# Custom Slingshot Handles



## entomophile (Feb 13, 2010)

I love my GZK Hammer but the handle is a little drab. I tried the G10 handle which looks much nicer but is too heavy and slippery for me. So I thought I would try to cast some new handles. I used Omoo 25 silicone for the mold and Smooth-Cast 300 for the resin, both from Smooth-On.

First, I made a silicone mold from the original handle. I just glued the handle to the bottom of cup and poured in the silicone. Once it was dry I cut the mold to release the handle. No need for making a two-part mold.










Then I just mixed up some resin and dye and poured it in.
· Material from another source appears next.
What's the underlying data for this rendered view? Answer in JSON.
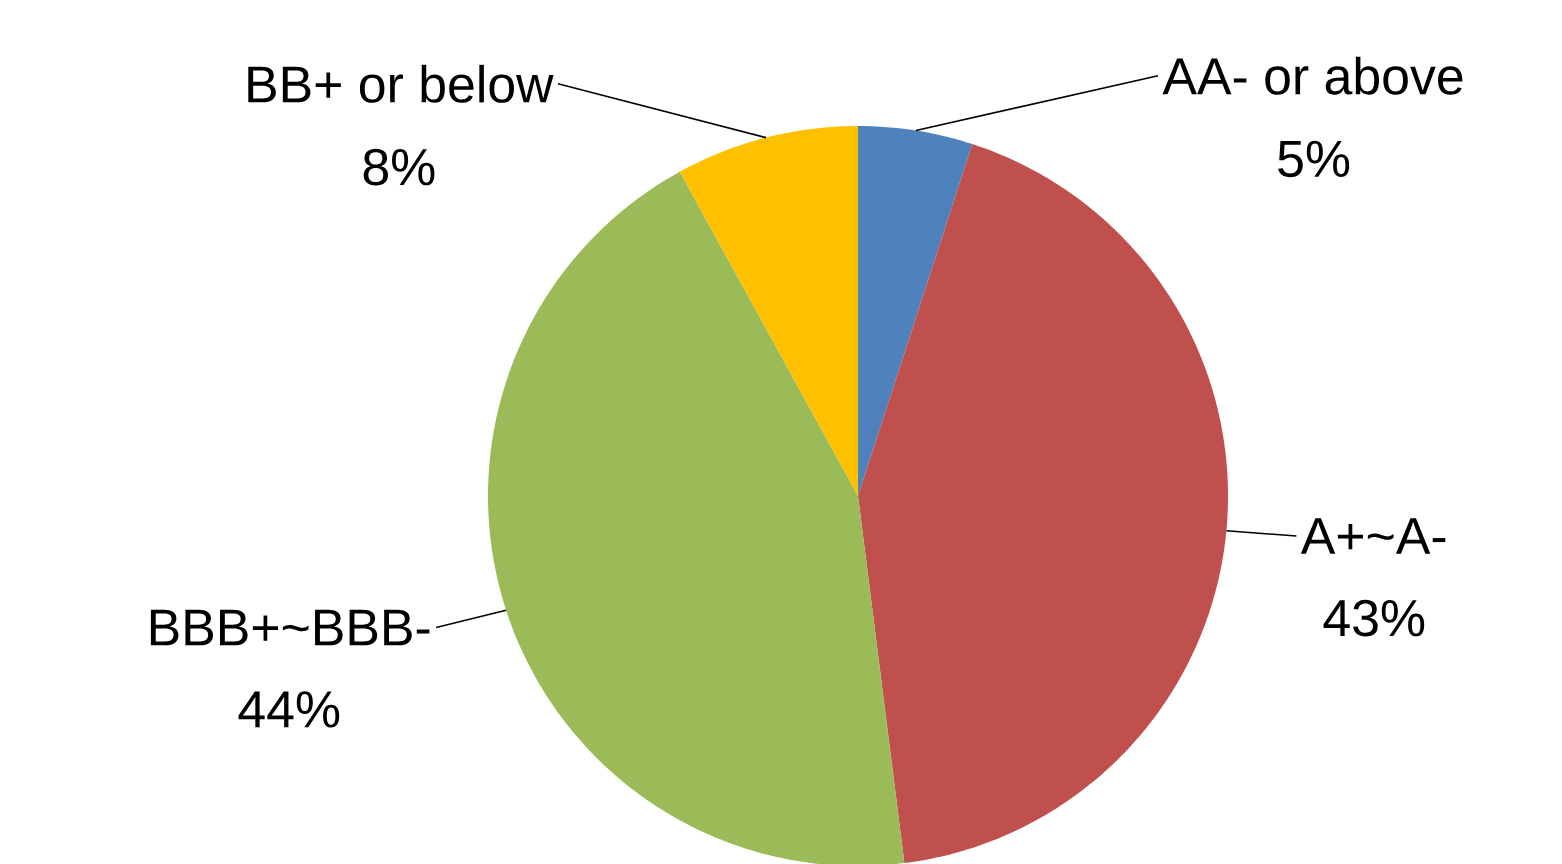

No vacuum degassing, no pressure pot.










The results were pretty amazing. The mold captured every detail, the part lines were almost invisible, and the bubbles were minimal. The only place they were really noticeable was on the bottom of the handle, which was the top of the mold.










Once I had a good mold, casting new handles takes only minutes. Even tried some marble effects by mixing two batches of resin in two different colors and pouring them together. I glued and press-fit some 4 mm threaded inserts into the handles to accept the frame bolt.
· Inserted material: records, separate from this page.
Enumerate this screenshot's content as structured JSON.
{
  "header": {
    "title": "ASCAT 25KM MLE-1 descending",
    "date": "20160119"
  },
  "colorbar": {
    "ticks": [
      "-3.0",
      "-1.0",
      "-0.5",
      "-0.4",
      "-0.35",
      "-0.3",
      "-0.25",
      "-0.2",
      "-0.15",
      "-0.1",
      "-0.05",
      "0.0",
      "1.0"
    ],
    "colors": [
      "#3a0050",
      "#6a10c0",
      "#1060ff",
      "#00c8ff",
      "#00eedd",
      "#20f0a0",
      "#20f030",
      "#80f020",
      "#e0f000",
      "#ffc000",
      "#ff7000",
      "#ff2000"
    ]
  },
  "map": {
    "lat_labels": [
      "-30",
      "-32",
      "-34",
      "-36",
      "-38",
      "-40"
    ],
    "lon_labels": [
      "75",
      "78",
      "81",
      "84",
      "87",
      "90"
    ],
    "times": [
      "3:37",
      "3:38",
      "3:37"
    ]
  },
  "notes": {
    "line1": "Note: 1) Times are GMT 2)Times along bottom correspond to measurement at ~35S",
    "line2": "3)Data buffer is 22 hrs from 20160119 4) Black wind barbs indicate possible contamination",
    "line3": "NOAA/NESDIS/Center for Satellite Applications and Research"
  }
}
The parting lines you see above are from the original handle, not my mold. These are all perfectly functional but I think I will try again with a pressure pot as soon as I get one. Anyway it was a relatively easy way to customize my slingshot. Similar weight and feel to the original with a much nicer look!


----------



## Sandstorm (Apr 5, 2021)

Nice!


----------



## spewing (Mar 13, 2016)

Love it.

The possibilities are endless.


----------



## andypandy1 (Apr 8, 2016)

That’s pretty sweet, Gzk should think about giving this a try


----------



## treefork (Feb 1, 2010)

Nice . You could sell those .


----------



## cromag (Jan 17, 2021)

That is a great idea!


----------



## S.S. sLinGeR (Oct 17, 2013)

Nice work!


----------



## Roll Fast (Sep 19, 2021)

Something you have made yourself just feels better in the hand IMHO.
Nice work.
Thanks for sharing your technique.


----------